Since starting university in 2019, my OCD and I have become very familiar with one another. Consequently, I am very in tune with the acts that I know will incite an excruciatingly, repetitive routine. Some weeks will be great, and whilst it doesn’t disappear, my OCD will chill out and let me get away with not repeating certain tasks as many times as I would have to endure during a bad week. This concept of ‘good and bad days’ is nothing new to fellow mental health sufferers. Still, I try hard not to compartmentalise my life in such a way because I know my life will not cease to include the obsessive compulsions my disorder encourages.
As of now, I have finally accepted that I want to see how professionals can help me with my disorder. I’ve always been- and always will be- adamant that I do not want medication. With the 'road to recovery' with OCD, there are many different measures that can be instigated to attempt to improve the individual’s functionality with their compulsions. CBT- cognitive behavioural therapy- (to name one type) involves a willingness to understand your disorder and what makes you act in the way you do. My route into controlling my disorder is to have counselling sessions- a way for me to talk to professionals and help them to understand how my life is affected by OCD and how we can work together to manage my anxieties and compulsions.

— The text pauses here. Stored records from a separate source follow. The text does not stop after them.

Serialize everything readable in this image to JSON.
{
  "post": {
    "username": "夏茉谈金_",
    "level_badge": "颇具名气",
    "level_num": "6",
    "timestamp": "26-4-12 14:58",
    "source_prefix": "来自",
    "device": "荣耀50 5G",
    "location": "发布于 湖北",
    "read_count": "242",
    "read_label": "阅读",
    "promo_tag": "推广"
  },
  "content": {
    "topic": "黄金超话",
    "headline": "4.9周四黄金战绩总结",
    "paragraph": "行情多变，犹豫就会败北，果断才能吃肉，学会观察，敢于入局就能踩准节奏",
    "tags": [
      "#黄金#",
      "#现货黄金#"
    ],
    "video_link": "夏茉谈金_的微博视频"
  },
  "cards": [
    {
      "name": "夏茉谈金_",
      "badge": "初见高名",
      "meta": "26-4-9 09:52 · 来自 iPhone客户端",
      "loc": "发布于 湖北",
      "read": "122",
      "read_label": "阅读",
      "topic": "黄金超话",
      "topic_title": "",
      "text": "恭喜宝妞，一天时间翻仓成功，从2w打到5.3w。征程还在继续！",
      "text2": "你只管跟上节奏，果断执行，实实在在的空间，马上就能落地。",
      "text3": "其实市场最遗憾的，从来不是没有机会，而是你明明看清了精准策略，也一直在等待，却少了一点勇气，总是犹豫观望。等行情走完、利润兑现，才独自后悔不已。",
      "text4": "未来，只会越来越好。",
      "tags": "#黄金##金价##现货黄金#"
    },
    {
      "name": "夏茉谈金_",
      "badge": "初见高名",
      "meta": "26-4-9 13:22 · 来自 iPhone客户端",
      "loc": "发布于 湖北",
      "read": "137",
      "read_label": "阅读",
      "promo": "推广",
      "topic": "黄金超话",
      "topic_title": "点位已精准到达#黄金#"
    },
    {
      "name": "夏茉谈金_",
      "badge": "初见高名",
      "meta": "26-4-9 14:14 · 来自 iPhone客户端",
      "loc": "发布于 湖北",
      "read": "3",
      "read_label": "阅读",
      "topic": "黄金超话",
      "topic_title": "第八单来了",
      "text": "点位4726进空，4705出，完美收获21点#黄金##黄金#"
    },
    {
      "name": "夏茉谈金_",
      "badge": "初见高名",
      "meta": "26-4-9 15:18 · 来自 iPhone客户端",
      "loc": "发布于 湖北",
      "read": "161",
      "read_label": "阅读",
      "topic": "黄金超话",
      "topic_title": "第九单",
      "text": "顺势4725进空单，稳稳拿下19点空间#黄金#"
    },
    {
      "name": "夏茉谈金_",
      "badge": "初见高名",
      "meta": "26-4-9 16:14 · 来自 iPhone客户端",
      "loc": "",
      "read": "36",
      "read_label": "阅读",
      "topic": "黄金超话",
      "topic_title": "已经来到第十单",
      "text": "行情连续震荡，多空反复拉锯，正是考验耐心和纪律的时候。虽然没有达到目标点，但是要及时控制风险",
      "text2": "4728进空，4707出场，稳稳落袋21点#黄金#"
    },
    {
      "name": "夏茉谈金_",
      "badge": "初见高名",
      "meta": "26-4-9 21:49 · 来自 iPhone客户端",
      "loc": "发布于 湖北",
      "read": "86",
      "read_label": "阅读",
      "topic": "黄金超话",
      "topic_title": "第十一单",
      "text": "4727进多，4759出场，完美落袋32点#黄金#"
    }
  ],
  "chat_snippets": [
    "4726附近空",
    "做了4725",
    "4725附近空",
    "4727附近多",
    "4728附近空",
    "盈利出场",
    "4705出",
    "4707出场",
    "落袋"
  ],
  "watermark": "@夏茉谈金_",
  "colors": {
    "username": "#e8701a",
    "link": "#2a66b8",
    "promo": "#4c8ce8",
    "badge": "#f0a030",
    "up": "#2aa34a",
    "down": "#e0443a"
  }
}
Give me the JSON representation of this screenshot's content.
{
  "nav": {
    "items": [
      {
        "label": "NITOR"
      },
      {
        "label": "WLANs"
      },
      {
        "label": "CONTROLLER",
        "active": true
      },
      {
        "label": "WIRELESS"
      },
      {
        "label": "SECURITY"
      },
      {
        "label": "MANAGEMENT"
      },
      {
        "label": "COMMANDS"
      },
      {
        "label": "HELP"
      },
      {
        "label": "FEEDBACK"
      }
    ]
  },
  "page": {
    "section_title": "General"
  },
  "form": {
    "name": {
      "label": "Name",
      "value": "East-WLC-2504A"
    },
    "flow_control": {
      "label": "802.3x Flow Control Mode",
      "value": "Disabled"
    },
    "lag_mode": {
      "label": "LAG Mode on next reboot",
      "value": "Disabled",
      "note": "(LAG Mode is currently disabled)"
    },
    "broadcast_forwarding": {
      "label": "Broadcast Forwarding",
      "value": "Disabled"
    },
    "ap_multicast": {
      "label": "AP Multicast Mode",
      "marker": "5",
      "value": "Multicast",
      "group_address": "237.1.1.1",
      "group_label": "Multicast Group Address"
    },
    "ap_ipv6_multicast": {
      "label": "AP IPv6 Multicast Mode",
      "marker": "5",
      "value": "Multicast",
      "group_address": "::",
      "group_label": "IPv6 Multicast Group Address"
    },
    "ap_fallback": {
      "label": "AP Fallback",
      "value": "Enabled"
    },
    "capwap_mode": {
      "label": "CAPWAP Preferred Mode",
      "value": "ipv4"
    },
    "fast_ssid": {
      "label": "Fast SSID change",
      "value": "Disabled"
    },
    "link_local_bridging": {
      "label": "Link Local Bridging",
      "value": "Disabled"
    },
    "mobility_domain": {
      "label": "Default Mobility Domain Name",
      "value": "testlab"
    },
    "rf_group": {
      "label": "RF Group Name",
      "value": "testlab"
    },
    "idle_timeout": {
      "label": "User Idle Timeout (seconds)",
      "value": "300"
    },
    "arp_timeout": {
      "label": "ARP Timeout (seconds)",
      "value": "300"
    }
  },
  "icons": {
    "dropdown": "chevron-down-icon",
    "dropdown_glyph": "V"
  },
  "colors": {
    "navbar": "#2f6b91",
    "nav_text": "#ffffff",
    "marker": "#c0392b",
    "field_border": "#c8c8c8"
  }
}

I think it is really important for me to raise how OCD has affected aspects of my life that I believe several individuals could never imagine it having any control over. Whilst it is a battle within your own mind, you’re constantly battling the expectations of others, trying to persist with daily life; sustain healthy relationships with your friends, family, loved ones… it very quickly becomes a circus act, juggling four to five different things at once. To make anyone going through this feel better- I did a very bad job at managing my relationships, and when I look back, I get frustrated at how blind I was to the way I was acting around those I cared about most. I didn’t make it known to them that I was really struggling- whether it was through the fear of them not understanding or me being ignorant and believing I could get through it by myself- they couldn’t help because, for all they knew, nothing was going on.
I’m not an expert by any means, and I know that there are so many aspects of having an obsessive compulsive disorder that I’ve not recognised here, but I believe that this monologue of thoughts has exposed a new perspective of OCD and therefore inspired more people to recognise how this disorder is much more complex than many people originally perceive it to be. If any message is taken from this, it is to be patient and respect that those with OCD have a constant battle with themselves that can’t be seen or understood by onlookers.
Several charities and organisations are available to access information and advice at all times; reach out if you are struggling, do not suffer in silence.